14.08.2014 - 00:00 Uhr
Deutschland & Welt

Verbraucher trotz Rückgangs der Teuerungsrate besorgt Die gefühlte Inflation

Die Inflation in Deutschland ist so niedrig wie zuletzt vor mehr als vier Jahren. Doch die Wahrnehmung der Menschen ist eine andere: Von allen Problemen aus dem Bereich Wirtschaft beschäftigt die Preisentwicklung die Bundesbürger derzeit am meisten. Jeder Zweite sieht sich und seine Familie davon betroffen.

Foto aus HUP-Import
von Agentur DPAProfil

Das geht aus einer Studie der Universität Hohenheim und der ING-Diba hervor. Zwischen der "offiziellen" Inflation, die das Statistische Bundesamt nach einem repräsentativen Warenkorb berechnet, und der "gefühlten Inflation" klafft eine Lücke.
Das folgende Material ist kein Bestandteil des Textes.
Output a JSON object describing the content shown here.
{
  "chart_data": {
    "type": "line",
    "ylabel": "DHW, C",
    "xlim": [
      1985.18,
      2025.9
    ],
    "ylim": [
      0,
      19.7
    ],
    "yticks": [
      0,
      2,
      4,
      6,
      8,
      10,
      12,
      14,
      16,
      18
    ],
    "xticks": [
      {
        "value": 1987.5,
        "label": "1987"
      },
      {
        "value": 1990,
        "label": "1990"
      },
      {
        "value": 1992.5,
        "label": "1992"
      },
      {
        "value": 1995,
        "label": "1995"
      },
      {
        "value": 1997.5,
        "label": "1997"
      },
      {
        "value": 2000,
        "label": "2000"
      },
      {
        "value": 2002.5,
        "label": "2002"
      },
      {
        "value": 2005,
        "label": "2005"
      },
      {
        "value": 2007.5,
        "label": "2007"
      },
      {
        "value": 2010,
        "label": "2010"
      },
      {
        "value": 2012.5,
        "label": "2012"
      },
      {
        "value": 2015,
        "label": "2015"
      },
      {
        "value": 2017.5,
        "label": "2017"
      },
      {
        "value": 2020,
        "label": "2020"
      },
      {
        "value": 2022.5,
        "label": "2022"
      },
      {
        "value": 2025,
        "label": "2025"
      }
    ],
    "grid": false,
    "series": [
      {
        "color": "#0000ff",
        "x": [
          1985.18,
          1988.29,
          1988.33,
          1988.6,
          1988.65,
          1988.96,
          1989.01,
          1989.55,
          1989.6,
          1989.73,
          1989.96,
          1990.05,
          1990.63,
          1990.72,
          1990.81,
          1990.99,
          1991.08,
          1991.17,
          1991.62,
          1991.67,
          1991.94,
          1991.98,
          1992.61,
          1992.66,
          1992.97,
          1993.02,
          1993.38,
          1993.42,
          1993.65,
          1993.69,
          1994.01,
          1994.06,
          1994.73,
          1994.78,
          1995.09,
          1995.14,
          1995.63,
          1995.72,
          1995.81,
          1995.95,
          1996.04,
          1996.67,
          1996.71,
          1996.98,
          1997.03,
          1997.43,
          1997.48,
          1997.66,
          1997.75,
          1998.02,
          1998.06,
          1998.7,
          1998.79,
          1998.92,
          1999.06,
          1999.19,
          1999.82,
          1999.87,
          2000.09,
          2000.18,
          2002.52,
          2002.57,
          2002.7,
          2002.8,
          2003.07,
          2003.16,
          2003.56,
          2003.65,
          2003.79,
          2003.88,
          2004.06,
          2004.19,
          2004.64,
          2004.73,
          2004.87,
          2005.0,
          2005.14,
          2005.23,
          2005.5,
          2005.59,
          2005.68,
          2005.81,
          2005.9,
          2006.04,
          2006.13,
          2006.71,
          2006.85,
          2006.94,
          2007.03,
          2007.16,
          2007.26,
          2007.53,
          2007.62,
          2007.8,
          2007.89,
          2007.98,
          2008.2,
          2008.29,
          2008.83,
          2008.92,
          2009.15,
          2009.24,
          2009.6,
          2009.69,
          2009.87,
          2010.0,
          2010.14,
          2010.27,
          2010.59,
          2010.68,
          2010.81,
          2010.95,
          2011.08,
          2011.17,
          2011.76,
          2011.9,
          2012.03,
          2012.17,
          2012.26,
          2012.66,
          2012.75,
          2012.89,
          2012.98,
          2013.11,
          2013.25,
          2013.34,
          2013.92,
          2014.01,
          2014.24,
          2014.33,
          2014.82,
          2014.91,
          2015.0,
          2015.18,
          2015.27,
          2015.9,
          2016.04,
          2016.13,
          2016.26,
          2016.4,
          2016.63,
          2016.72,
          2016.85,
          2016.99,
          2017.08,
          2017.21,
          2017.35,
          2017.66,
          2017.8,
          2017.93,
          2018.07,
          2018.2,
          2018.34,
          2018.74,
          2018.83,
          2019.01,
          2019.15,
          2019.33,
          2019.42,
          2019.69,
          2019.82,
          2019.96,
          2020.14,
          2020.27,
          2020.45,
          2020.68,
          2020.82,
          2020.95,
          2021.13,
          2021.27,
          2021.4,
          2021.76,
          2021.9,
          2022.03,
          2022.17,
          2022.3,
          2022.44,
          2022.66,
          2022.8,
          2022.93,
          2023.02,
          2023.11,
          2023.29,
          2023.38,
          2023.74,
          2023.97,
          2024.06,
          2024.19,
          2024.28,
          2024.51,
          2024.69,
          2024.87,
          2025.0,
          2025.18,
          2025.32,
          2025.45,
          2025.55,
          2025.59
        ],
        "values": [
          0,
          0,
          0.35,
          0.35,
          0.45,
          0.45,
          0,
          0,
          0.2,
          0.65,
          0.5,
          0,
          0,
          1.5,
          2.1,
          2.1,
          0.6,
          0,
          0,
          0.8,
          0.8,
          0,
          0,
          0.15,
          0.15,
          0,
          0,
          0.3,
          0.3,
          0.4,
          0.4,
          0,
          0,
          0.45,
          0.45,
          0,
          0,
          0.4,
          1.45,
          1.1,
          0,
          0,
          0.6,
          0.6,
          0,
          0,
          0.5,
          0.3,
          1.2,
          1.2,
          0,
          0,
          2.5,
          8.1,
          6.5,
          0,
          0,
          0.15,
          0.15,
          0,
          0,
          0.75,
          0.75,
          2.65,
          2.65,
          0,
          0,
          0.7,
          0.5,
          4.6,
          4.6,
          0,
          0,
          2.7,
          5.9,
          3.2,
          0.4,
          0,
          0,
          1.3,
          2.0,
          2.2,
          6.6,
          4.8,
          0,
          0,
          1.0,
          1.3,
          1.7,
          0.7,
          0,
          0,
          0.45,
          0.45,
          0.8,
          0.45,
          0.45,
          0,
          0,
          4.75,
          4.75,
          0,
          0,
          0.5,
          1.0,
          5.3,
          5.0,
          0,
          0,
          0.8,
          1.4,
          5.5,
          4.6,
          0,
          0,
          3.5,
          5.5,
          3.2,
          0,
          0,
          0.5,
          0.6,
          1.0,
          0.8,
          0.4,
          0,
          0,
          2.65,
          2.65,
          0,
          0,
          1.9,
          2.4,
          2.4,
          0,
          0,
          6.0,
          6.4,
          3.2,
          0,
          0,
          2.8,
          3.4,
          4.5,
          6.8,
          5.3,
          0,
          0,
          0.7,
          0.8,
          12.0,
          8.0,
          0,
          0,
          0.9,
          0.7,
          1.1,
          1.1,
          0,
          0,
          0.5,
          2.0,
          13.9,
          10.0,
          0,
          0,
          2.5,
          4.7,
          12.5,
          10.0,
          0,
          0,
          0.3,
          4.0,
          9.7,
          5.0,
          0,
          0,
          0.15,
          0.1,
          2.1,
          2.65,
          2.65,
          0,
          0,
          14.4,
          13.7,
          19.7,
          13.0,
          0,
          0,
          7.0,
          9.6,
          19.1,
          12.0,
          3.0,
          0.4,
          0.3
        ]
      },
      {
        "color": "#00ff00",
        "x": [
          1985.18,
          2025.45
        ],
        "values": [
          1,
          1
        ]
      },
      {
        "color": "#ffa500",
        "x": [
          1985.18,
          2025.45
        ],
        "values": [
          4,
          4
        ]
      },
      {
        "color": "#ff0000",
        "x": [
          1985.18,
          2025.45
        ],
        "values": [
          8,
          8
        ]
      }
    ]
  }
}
Bei 0,8 Prozent lag die jährliche Inflationsrate nach Angaben des Statistischen Bundesamtes im Juli. Selbst der Preisauftrieb bei Nahrungsmitteln, der viel zur "gefühlten Inflation" beiträgt, kam in den vergangenen Monaten zum Erliegen. Im Juli wurden Molkereiprodukte und Brot teurer. Für Obst und Gemüse mussten die Verbraucher aber zum Teil deutlich weniger als im Vorjahr zahlen. Doch der Studie zufolge sind 42 Prozent der Deutschen der Ansicht, dass die meisten Produkte teurer werden, ein Viertel hat dieses Gefühl bei ausgewählten Produkten.

Bei Barzahlungen

"Viele Menschen haben das Gefühl, die Inflation steigt, wenn Produkte teurer werden, die bar bezahlt werden, wie beispielsweise Brötchen", sagt der Chefvolkswirt der Dekabank, Ulrich Kater. Dass Fernseher billiger würden, kompensiere nicht den "Ärger über den Anstieg der kleinen Preise". Die Teuerungsrate, die das Statistische Bundesamt allmonatlich bekanntgibt, ist ein Durchschnittswert, der dem einzelnen Verbraucher und seinem Einkaufsverhalten nicht unbedingt gerecht wird. Grundlage für die Berechnung ist ein Warenkorb aus rund 600 Güterarten, der regelmäßig aktualisiert wird. Miet- und Energiekosten werden am stärksten gewichtet, aber auch Lebensmittel und Kosten für Freizeitaktivitäten werden darin berücksichtigt.

"Für die Konsumenten sind häufig andere Produkte wichtiger als die im offiziellen Warenkorb enthaltenen. Und die Verbraucher gewichten natürlich oft anders", sagt Claudia Mast, Studienleiterin und Professorin an der Uni Hohenheim. Die von der Wiesbadener Behörde ermittelte Rate sei vor allem für Konjunkturexperten wichtig, um festzustellen, ob die Wirtschaft funktioniere, sagt Kater. Verbrauchern bieten die Wiesbadener Statistiker auf ihrer Internetseite einen "persönlichen Inflationsrechner" an. Dort können sie die Gewichtung einzelner Warengruppen nach ihren persönlichen Ausgaben verändern und so erfahren, wie sehr sich ihr Leben verteuert hat.

Künftige Entwicklungen

Angesichts der jüngsten Tarifabschlüsse und niedriger Inflationsraten dürften in diesem Jahr Reallohnsteigerungen anstehen. Dennoch machten sich viele Menschen Gedanken, dass die Preise für Dinge, die für sie wichtig sind - wie Benzin, Mieten oder Heizkosten - schneller stiegen als ihre Löhne oder Renten, sagt Mast. Hinzu kommen Sorgen um künftige Entwicklungen: Viele befürchteten beispielsweise einen Anstieg der Inflation angesichts der Verschuldungspolitik vieler Staaten und der großzügigen Kreditvergabe der EZB, sagt Mast: "Solche Befürchtungen, die sich auf die Zukunft beziehen, werden in die Gegenwart projiziert. Sie verstärken das Gefühl, dass letztlich alles teurer wird."